In 1916 a much larger new Deller’s Cafe premises was built in Exeter’s Bedford Street next to Lloyds Bank, on the site of the Half Moon Hotel. We were shown plan 1A of the proposals for four floors of Dellers. When the café was completed, the lower floor had a bandstand and a grand staircase leading up to the next floor. There were also four lifts. This floor (see left) was surrounded by alcoves with green curtains screening the occupants having private meals! Dinner was served through the curtains by a white- gloved hand - total security assured! The upper floor was simply laid out with scattered tables.
Ed then showed us an early photo taken outside Deller’s Café showing his Grandmother and Grandfather standing on the entrance steps.
This was the period of Art Nouveau and a time of plenty in the city. Deller’s was part of that and their creativity and strong financial situation enabled them to organise magnificent events and dress their staff superbly, even for just a one-night show on New Year’s Eve.
We also saw a plethora of advertisements & menus for various New Year festivities. Samples of advertisements of the time included a 1922/3 “New Years Eve Special Fan Night”, with the menu printed on fans (right).
A “Crazy Night” poster for January 2nd showed Dellers’ waitresses all dressed as Sandwich-board Men.
In 1923 the poster “Dellerland”, a spoof on the Express & Echo in 1950” (below), was an obvious forward look!
Agatha Christie was known to visit Deller’s and in her book “The Sittaford Mystery” she actually had protagonists taking tea at Deller’s. A further twist is that when she disappeared in 1932 she was discovered at a spa in Harrogate, where two generations of the Williams-Hawkes family had worked before going to Deller’s.
Despite many locals’ forecasts Deller’s was successful. The Lambshead strategy of success was all encompassing even making their own postcards and producing Deller’s Cycling Maps for their customers. This was a time of plenty in the city and Deller’s was part of that. Weddings were celebrated here, with menus outlined with bell shapes!

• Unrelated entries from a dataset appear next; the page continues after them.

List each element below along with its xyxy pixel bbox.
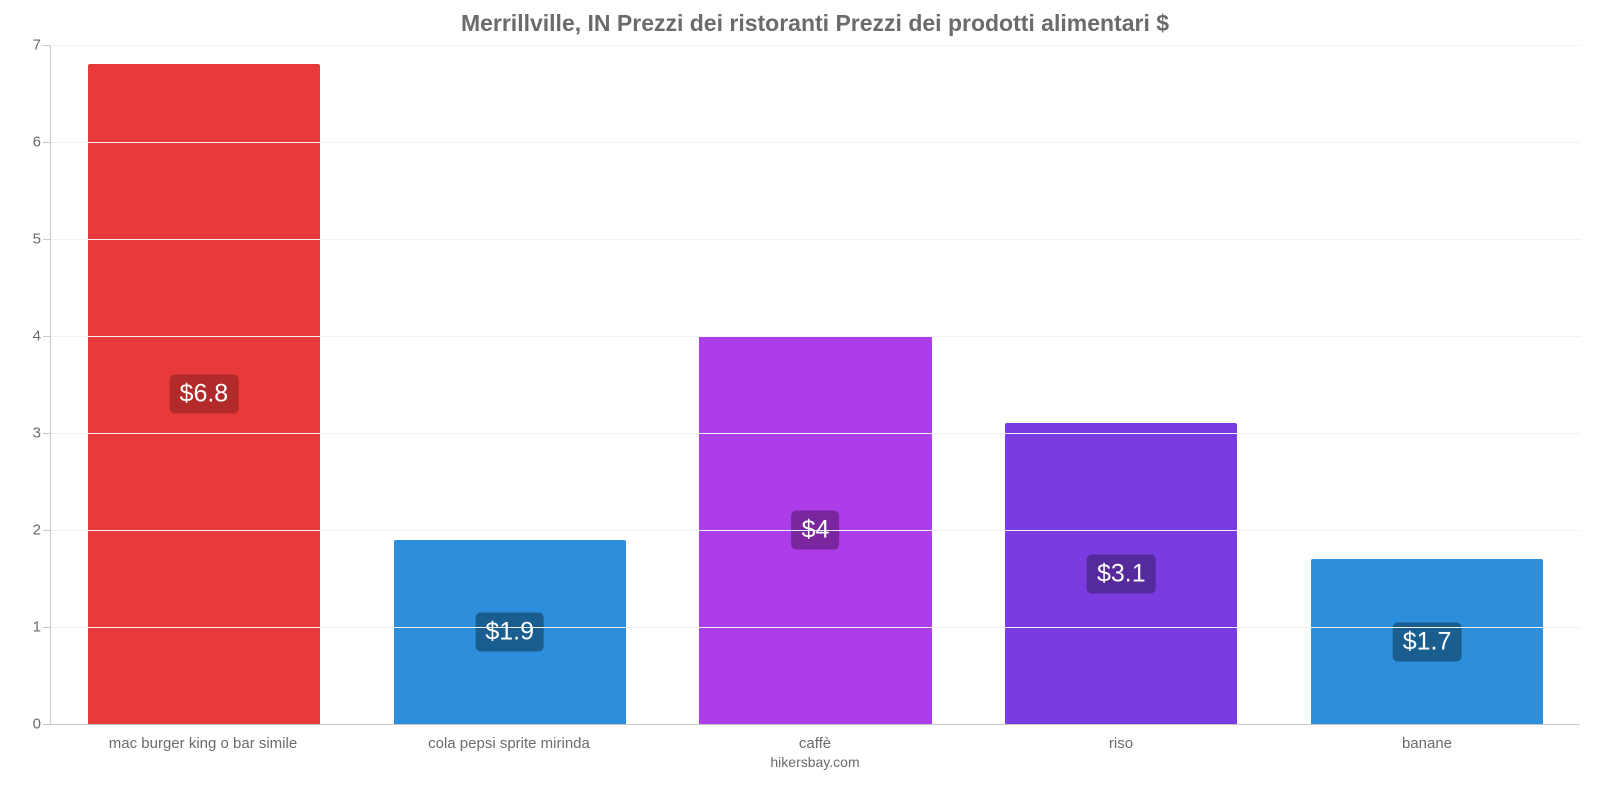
- price-bar-chart: Merrillville, IN Prezzi dei ristoranti P…: [0, 0, 1600, 800]
- bar-slot: $1.7: [1274, 45, 1580, 724]
- y-tick-label: 3: [11, 425, 41, 442]
- bar-slot: $6.8: [51, 45, 357, 724]
- y-tick: [43, 724, 51, 725]
- y-tick-label: 0: [11, 716, 41, 733]
- grid-line: [51, 239, 1580, 240]
- y-tick: [43, 239, 51, 240]
- y-tick: [43, 627, 51, 628]
- y-tick: [43, 45, 51, 46]
- bar: $6.8: [88, 64, 320, 724]
- plot-area: $6.8$1.9$4$3.1$1.7 01234567: [50, 45, 1580, 725]
- bar-slot: $1.9: [357, 45, 663, 724]
- bars-container: $6.8 $1.9 $4 $3.1 $1.7: [51, 45, 1580, 724]
- bar-slot: $3.1: [968, 45, 1274, 724]
- chart-credit: hikersbay.com: [50, 754, 1580, 770]
- x-tick-label: riso: [968, 735, 1274, 752]
- bar-slot: $4: [663, 45, 969, 724]
- grid-line: [51, 530, 1580, 531]
- grid-line: [51, 336, 1580, 337]
- x-tick-label: mac burger king o bar simile: [50, 735, 356, 752]
- bar: $1.9: [394, 540, 626, 724]
- x-axis-labels: mac burger king o bar similecola pepsi s…: [50, 735, 1580, 752]
- y-tick-label: 4: [11, 328, 41, 345]
- value-badge: $3.1: [1087, 554, 1156, 593]
- value-badge: $1.9: [475, 612, 544, 651]
- x-tick-label: banane: [1274, 735, 1580, 752]
- y-tick: [43, 142, 51, 143]
- grid-line: [51, 45, 1580, 46]
- bar: $3.1: [1005, 423, 1237, 724]
- y-tick: [43, 530, 51, 531]
- x-tick-label: caffè: [662, 735, 968, 752]
- y-tick-label: 2: [11, 522, 41, 539]
- y-tick: [43, 336, 51, 337]
- grid-line: [51, 627, 1580, 628]
- chart-title: Merrillville, IN Prezzi dei ristoranti P…: [50, 10, 1580, 37]
- grid-line: [51, 142, 1580, 143]
- grid-line: [51, 433, 1580, 434]
- y-tick-label: 7: [11, 37, 41, 54]
- value-badge: $6.8: [170, 375, 239, 414]
- y-tick: [43, 433, 51, 434]
- y-tick-label: 6: [11, 134, 41, 151]
- y-tick-label: 1: [11, 619, 41, 636]
- y-tick-label: 5: [11, 231, 41, 248]
- x-tick-label: cola pepsi sprite mirinda: [356, 735, 662, 752]
- bar: $1.7: [1311, 559, 1543, 724]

After further expanding over Lloyd’s Bank in 1923 Deller’s could serve 500 covers on each floor. They also did outside catering. There are records of catering for a wedding with 900 meals in Topsham and 1200 for the Exeter Gas Company. That event required 6,040 pieces of cutlery, 5,000+ pieces of china, 67 waitresses and 40 cooks. 96% of the food was British and all the meat and chicken Devon-reared.
Due to licensing monopoly laws Deller’s was never licensed for alcohol, but it seems they got around this by bringing in drinks from the pub next door which had a counter solely for Deller’s trade!
Ed then brought his talk to an end by showing an analysis of profits made by the three cafes in Exeter, Taunton and Paignton over a three-year period of 1928/31. Consecutively all the Cafes’ ‘takings decreased year on year, including the Bedford Street Cafe Exeter, but here in Exeter their profit actually rose 40%, showing that careful management and detailed control of the business was a major factor in its success. Only the roof fire caused by a German incendiary spreading from Bobby’s Store, next door brought it to a premature end.
One particularly sad event brought the talk to a close. A Land Girl from Cornwall wrote that was so pleased to be evacuated to Exeter to work, as she had always dreamed of visiting the legendary Deller’s Cafe. The Exeter family where she was billeted booked a table but alas, it burned down before the afternoon tea reservation a few days later. Years later her granddaughter’s wedding was the first ever function booked at the Williams-Hawkes’ current business, the Salutation Inn in Topsham, but she sadly passed away shortly before that opened.